Characterizing treatment pathways in a large national commercial payer dataset may provide insight to the way that health care is experienced at the patient level according to a study presented at the 37th ASRS Annual Meeting by Dr. Prithvi Mruthyunjaya, MD, MHS, Associate Professor of Ophthalmology, Director, Ocular Oncology Service, and Director, Vitreoretinal Surgery Fellowship at Stanford Medicine.
In this study, researchers identified 27,234 adult patients with a new diagnosis of an eye tumor from the Truven multi-state commercial payer database – a database containing over seven million records between 2007 and 2015. They applied treatment codes to identify both primary and secondary surgical and clinical procedures. International Classification for Diseases (ICD) codes were used to assess any diagnosis that were consistent with post-treatment retinopathy. The researchers used survival models were to appraise the risk of enucleation and retinopathy based on patients’ treatment pathways.
The study results showed that 3,085 individual patients were identified as having malignant uveal and retinal neoplasms in 2,271 (74%) and 807 (26%) cases, respectively. Moreover, a total of 2,751 patients were administered treatment with the either plaque brachytherapy (PBT) (n=1,521), enucleation (n=604), transpupillary thermotherapy (TTT) (n=380), or proton beam radiation (PrBR) (n=246). Moreover, 486 (32%) patients initially treated with PBT developed post-radiation retinopathy within five years post-treatment, and patients treated with PBT were more likely to develop any form of retinopathy compared to patients treated with PrBR (HR=2.27, 95% CI, 1.54 to 3.34).
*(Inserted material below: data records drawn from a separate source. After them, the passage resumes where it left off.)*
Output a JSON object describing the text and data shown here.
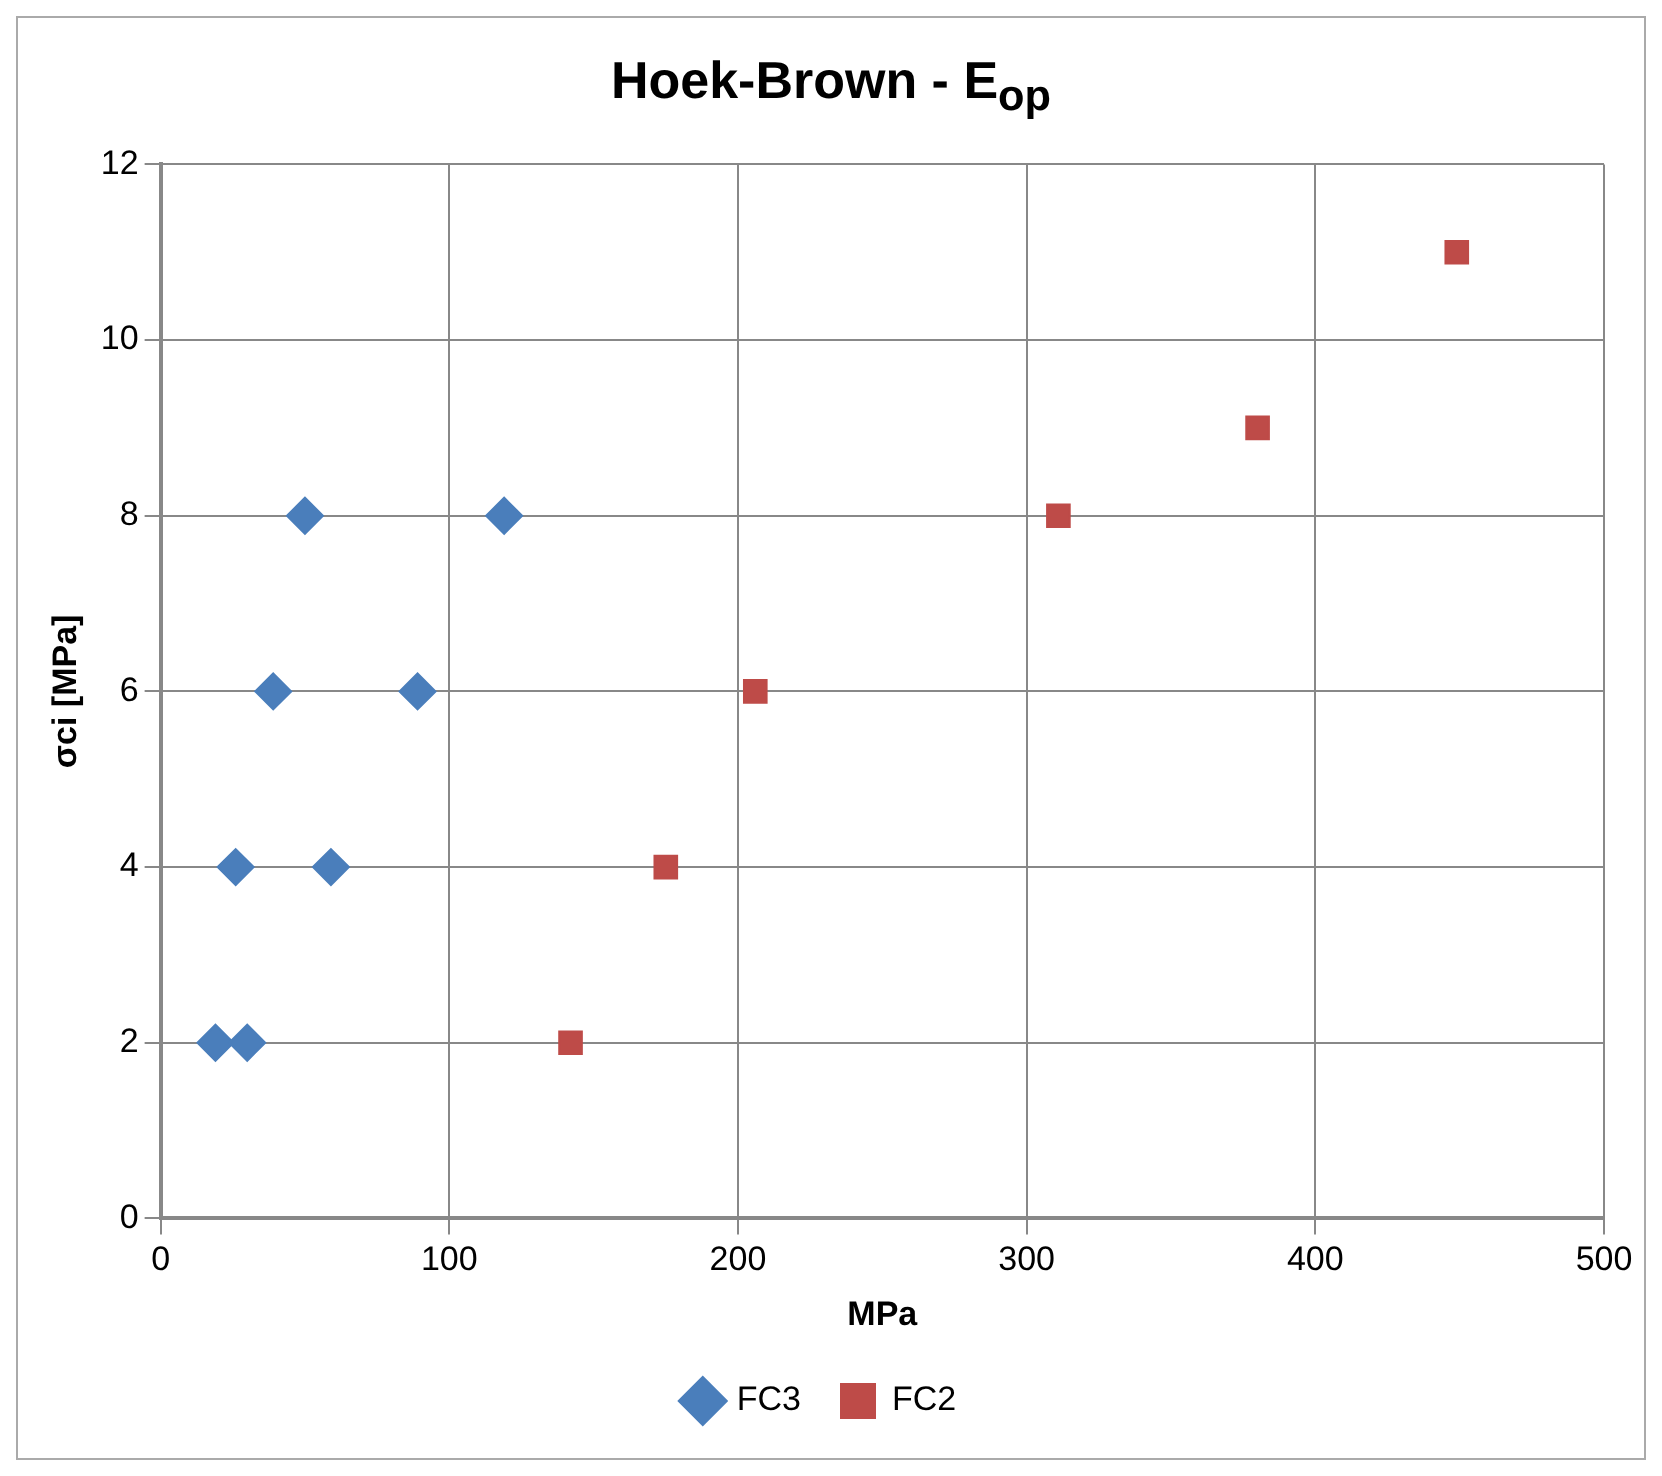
{
  "chart_data": {
    "type": "scatter",
    "title": "Hoek-Brown - E$_{op}$",
    "xlabel": "MPa",
    "ylabel": "σci [MPa]",
    "series": [
      {
        "name": "FC3",
        "color": "#4a7ebb",
        "marker": "diamond",
        "x": [
          19,
          30,
          26,
          59,
          39,
          89,
          50,
          119
        ],
        "values": [
          2,
          2,
          4,
          4,
          6,
          6,
          8,
          8
        ]
      },
      {
        "name": "FC2",
        "color": "#be4b48",
        "marker": "square",
        "x": [
          142,
          175,
          206,
          311,
          380,
          449
        ],
        "values": [
          2,
          4,
          6,
          8,
          9,
          11
        ]
      }
    ],
    "xlim": [
      0,
      500
    ],
    "xticks": [
      0,
      100,
      200,
      300,
      400,
      500
    ],
    "ylim": [
      0,
      12
    ],
    "yticks": [
      0,
      2,
      4,
      6,
      8,
      10,
      12
    ],
    "grid": true,
    "legend": "bottom"
  }
}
“Characterizing treatment pathways in a large national commercial payer dataset offers insight to the way that health care is experienced at the patient level and is agnostic to the limitations of single center and multi-center studies,” the authors wrote in a summation of their study. “UM patients will develop post treatment retinopathy and require secondary enucleation at variable rates based on the primary treatment employed.”
Mruthyunjaya P. Does Diabetic Status Influence the Rate of Cataract Surgery Following Pars Plana Vitrectomy Surgery? Presented at the 37th ASRS Annual Meeting; July 26-30, 2019; Chicago, IL.